As you can see, I take a dim view of the value of supplements (yes, I know you love taking them, and how we all wish the science showed they did some good).

Here are some of my previous posts on supplements, if you want to catch up.

 

Feb 8 2017

Review committee says Dietary Guidelines process needs a fix

You may recall that one result of the fuss over the highly controversial BMJ article attacking the Dietary Guidelines process was appointment of a committee to review that process.

It has just published the first of its reports, which deals only with the first of the four charges to the committee, which were to determine:

1. How the selection process for the Dietary Guidelines Advisory Committee (DGAC) can be improved to provide more transparency, eliminate bias, and include committee members with a range of viewpoints;
2. How the Nutrition Evidence Library (NEL) is compiled and used, including whether the NEL reviews and other systematic reviews and data analysis are conducted according to rigorous and objective scientific standards;
3. How systematic reviews are conducted on long-standing DGAC recommendations, including whether scientific studies are included from scientists with a range of viewpoints; and
4. How the DGA can better prevent chronic disease, ensure nutritional sufficiency for all Americans, and accommodate a range of individual factors, including age, gender, and metabolic health.

The committee identified values governing the committee selection process:

  • Enhance transparency
  • Promote diversity of expertise and experience
  • Support a deliberative process
  • Manage biases and conflicts of interest
  • Adopt state-of-the-art processes and methods

Its recommendations:

  • Employ an external third party to review the candidate pool for committee members.
  • Make the list of provisional appointees open for public comment.
  • Publicly disclose nominees’ biases and conflicts of interest; develop a plan for managing them; have them reviewed by a federal ethics officer; document all this in the advisory committee’s report.
  • Adopt a system for continuous process improvement in the selection process.

Good recommendations and good luck with them.

I can hardly wait to see this committee’s report on the remaining charges.
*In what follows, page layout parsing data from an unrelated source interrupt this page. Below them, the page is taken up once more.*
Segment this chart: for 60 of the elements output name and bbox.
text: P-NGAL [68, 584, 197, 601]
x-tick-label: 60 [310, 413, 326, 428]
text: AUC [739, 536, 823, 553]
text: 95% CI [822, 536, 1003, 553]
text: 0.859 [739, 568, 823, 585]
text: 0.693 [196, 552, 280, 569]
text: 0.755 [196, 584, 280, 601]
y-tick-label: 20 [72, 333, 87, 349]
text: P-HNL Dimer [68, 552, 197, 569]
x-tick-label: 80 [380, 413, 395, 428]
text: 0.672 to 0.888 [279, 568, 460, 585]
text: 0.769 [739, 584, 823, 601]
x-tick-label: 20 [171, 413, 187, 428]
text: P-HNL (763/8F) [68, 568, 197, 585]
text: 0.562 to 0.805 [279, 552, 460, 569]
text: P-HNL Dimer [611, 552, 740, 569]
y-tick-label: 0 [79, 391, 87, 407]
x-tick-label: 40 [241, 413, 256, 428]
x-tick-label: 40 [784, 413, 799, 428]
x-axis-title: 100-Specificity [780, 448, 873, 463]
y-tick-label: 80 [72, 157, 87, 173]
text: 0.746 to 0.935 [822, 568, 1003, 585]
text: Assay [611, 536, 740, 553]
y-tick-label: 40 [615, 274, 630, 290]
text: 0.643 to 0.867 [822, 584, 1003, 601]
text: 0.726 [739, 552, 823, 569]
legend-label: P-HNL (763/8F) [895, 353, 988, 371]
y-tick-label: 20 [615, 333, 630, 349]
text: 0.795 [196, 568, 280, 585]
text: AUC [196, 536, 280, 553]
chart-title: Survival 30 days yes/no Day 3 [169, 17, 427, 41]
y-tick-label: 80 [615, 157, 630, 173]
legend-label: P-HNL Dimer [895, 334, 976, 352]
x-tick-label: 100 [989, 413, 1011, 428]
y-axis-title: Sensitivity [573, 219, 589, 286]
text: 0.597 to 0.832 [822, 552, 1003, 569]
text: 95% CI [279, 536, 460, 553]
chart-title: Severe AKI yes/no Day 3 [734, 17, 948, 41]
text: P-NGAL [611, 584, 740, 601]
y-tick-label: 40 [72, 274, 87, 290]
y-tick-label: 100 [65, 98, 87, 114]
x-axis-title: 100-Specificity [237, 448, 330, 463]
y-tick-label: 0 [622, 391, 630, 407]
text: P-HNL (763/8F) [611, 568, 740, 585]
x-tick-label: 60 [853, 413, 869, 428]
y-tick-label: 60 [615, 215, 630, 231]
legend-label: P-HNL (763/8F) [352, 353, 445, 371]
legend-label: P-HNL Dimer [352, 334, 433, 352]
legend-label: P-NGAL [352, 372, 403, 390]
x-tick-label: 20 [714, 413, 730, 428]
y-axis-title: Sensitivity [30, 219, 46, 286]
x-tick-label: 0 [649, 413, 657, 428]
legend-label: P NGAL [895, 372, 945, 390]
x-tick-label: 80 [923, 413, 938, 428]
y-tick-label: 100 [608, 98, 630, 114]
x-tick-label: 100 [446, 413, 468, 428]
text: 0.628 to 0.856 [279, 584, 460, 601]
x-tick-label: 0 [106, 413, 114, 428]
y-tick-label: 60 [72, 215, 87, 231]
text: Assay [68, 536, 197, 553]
In the meantime, it’s about time to start appointing the 2020 Dietary Guidelines Advisory Committee, no?

Feb 7 2017

What’s up with SNAP?  An unsystematic roundup

I’ve been collecting miscellaneous items about SNAP, particularly those related to USDA’s promised release of information about the amount of SNAP benefits spent at specific retail stores.  Here’s the first:

The USDA alerted retailers that this information would be forthcoming (information about the legal challenges is here).  A few weeks ago, the USDA said:

You may have been contacted by email, voicemail and/or text because you are a current or former SNAP authorized retailer, who participated between 2005 and the present, and FNS received a request for records that will disclose each of your store’s individual annual SNAP sales amounts.  This information will be released promptly (i.e., approximately 12 calendar days from the email, voicemail, and/or text) to the public as the result of a court order.

But then the Food Marketing Institute (FMI) filed a motion to stop the release.  Why?  ” FMI seeks to preserve the confidentiality of sensitive data about the performance of its members’ stores.”

The court agreed to hear the appeal.

The USDA says it won’t release the information until the court case is resolved.

Why do you suppose the FMI does not want anyone to know how much money they get from SNAP purchases?

SNAP advocates have called for release of this information for years.  The delays are frustrating.

We will know more in a couple of weeks.

Other items

  • The Arkansas House of Representatives passed a bill to limit SNAP purchases to healthy foods.
  • Economists at Brown University have produced a new study demonstrating that SNAP benefits raise household spending on food more than would an equivalent cash benefit.  Brown’s press release explains it.
  • This morning’s Politico Pro Agriculture says that “House Agriculture Chairman Mike Conaway (R-Texas) will call a hearing on SNAP purchases., citing the USDA report that sweetened beverages are the number two product class purchased.